Alguns bispos, não muitos, que tinham participado do concílio, escreveram o chamado Pacto das Catacumbas, em que afirmavam o compromisso, em primeiro lugar, de caminhar sempre atentos às dores do seu povo. Em segundo lugar, de construir uma Igreja despojada, inclusive de símbolos materiais. Eles todos abriram mão daqueles crucifixos dourados, prateados e de grande riqueza. Abriram mão, inclusive, das propriedades de ordem pessoal.

Alguns deixaram de ter contas bancárias, pois diziam que o essencial da fé e de qualquer religião é o amor, é a solidariedade. Procuraram viver assim.

Por isso, fazer esse elogio ao antecessor de Dom José Sobrinho é necessário neste momento, porque muita gente está dizendo que, em razão de uma atitude menor, pequena e obscurantista, a religiosidade não tem valor algum, não tem sensibilidade. E é exatamente o contrário que temos de procurar afirmar, com todas as nossas limitações, com todas as nossas debilidades.

Aproveito para fazer o registro do belíssimo artigo do jornalista Merval Pereira, publicado no jornal O Globo de sábado passado, 7/3, intitulado Estupra, mas não mata. Esta é uma afirmação estapafúrdia, e que, infelizmente, é recorrente na nossa história mais recente.

Esse tipo de caminho, escolhido, inclusive, ao que parece, pelo Bispo D. José, é o da barbárie e não o da libertação e do cuidado que devemos ter com a vida, em especial daqueles que estão chegando agora na sociedade, como as nossas crianças e os nossos jovens.

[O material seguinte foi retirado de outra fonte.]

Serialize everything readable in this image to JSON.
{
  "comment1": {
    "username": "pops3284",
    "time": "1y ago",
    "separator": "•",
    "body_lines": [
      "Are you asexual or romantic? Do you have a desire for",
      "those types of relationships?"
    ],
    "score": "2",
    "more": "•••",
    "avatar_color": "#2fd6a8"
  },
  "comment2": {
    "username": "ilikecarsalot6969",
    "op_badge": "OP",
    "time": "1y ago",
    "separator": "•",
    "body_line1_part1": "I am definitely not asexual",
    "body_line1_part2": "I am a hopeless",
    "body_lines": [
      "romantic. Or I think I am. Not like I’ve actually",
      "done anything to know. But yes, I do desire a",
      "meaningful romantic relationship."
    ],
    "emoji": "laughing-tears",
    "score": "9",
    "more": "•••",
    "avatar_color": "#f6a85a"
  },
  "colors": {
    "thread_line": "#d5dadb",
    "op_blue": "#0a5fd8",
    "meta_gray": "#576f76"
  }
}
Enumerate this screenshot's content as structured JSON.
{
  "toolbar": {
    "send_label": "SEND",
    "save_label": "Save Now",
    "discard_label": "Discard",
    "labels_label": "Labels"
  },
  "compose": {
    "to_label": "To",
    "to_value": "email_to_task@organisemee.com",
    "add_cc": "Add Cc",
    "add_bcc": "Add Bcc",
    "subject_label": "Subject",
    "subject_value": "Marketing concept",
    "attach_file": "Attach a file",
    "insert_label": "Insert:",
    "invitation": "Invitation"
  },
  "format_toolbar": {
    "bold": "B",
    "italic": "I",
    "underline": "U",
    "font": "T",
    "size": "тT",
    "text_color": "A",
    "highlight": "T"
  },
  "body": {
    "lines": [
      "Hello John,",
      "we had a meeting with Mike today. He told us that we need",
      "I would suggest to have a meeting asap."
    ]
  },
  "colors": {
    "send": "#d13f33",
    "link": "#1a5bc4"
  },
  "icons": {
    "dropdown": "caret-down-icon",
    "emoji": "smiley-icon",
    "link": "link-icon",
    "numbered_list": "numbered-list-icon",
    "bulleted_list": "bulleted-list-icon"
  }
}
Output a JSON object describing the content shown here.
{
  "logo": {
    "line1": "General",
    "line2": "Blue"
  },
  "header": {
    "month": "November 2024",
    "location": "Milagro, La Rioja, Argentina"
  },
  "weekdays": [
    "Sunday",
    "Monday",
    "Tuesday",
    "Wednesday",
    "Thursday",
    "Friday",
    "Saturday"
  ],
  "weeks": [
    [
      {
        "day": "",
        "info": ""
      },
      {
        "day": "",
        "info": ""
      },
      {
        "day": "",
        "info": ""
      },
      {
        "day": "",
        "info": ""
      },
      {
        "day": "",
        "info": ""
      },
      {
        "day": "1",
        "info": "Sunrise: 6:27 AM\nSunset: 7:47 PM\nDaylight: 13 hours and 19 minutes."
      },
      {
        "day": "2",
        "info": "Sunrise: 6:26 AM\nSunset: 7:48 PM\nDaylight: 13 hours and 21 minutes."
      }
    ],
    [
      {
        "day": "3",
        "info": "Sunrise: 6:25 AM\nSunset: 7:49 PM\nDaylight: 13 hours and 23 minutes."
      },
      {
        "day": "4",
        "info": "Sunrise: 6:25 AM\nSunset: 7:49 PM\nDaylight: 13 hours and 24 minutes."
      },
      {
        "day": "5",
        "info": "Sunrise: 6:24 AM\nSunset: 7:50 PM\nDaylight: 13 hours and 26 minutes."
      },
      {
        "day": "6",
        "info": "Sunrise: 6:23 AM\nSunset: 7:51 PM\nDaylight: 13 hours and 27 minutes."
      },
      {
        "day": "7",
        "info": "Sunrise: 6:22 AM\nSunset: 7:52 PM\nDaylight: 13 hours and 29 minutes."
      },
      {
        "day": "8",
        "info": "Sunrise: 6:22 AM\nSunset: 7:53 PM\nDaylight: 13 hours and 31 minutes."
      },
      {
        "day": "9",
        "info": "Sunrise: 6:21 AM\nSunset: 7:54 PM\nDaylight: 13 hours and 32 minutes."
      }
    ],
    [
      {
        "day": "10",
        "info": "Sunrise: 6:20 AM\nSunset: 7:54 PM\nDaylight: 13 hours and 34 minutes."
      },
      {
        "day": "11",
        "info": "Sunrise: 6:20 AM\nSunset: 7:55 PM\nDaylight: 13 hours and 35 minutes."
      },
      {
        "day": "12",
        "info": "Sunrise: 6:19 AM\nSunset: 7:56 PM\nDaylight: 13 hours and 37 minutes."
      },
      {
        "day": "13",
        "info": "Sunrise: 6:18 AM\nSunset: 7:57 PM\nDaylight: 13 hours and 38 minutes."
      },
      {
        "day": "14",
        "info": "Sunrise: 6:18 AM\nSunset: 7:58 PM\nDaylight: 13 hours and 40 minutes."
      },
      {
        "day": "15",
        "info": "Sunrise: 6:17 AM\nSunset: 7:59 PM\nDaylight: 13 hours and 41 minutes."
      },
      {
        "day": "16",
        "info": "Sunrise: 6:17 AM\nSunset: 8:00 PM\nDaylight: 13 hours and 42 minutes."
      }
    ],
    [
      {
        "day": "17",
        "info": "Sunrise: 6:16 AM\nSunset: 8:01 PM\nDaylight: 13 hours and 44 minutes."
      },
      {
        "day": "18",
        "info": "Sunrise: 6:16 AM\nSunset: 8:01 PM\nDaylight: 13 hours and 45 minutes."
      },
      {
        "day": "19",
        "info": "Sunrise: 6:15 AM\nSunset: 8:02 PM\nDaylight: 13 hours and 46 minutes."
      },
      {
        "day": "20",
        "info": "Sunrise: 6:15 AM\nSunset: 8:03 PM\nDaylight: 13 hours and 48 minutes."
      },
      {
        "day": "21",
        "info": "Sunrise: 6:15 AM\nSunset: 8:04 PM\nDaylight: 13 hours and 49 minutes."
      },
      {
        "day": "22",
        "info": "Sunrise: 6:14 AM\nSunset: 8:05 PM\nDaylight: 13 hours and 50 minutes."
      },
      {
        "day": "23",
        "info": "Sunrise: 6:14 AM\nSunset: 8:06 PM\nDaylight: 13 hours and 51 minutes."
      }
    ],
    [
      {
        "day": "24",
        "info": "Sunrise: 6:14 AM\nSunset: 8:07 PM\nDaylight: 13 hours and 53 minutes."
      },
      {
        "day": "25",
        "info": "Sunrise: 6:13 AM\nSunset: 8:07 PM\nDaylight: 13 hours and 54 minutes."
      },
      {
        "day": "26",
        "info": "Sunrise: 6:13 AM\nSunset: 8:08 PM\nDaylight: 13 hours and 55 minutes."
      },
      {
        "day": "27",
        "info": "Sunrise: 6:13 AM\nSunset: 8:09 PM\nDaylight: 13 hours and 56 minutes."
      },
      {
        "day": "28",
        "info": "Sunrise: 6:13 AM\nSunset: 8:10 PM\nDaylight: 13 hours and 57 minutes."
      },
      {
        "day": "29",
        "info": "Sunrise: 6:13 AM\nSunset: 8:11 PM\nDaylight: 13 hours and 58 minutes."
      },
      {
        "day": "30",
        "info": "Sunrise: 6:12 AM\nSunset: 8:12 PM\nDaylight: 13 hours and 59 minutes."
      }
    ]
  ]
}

No domingo passado, o meu filho, que é jornalista, me ligou durante o plantão e disse: Pai, estou fazendo a pior matéria que já fiz. Uma menina de 5 anos, no Rio de Janeiro, sumiu de uma festinha e foi encontrada horas depois morta em um matagal, com sinais de violência sexual inclusive.

Uma menina de 5 anos de idade.

Atingimos um nível de atrocidade que precisa ser combatido permanentemente. Isto, sim: a estupidez humana deve ser excomungada cotidianamente por todos nós.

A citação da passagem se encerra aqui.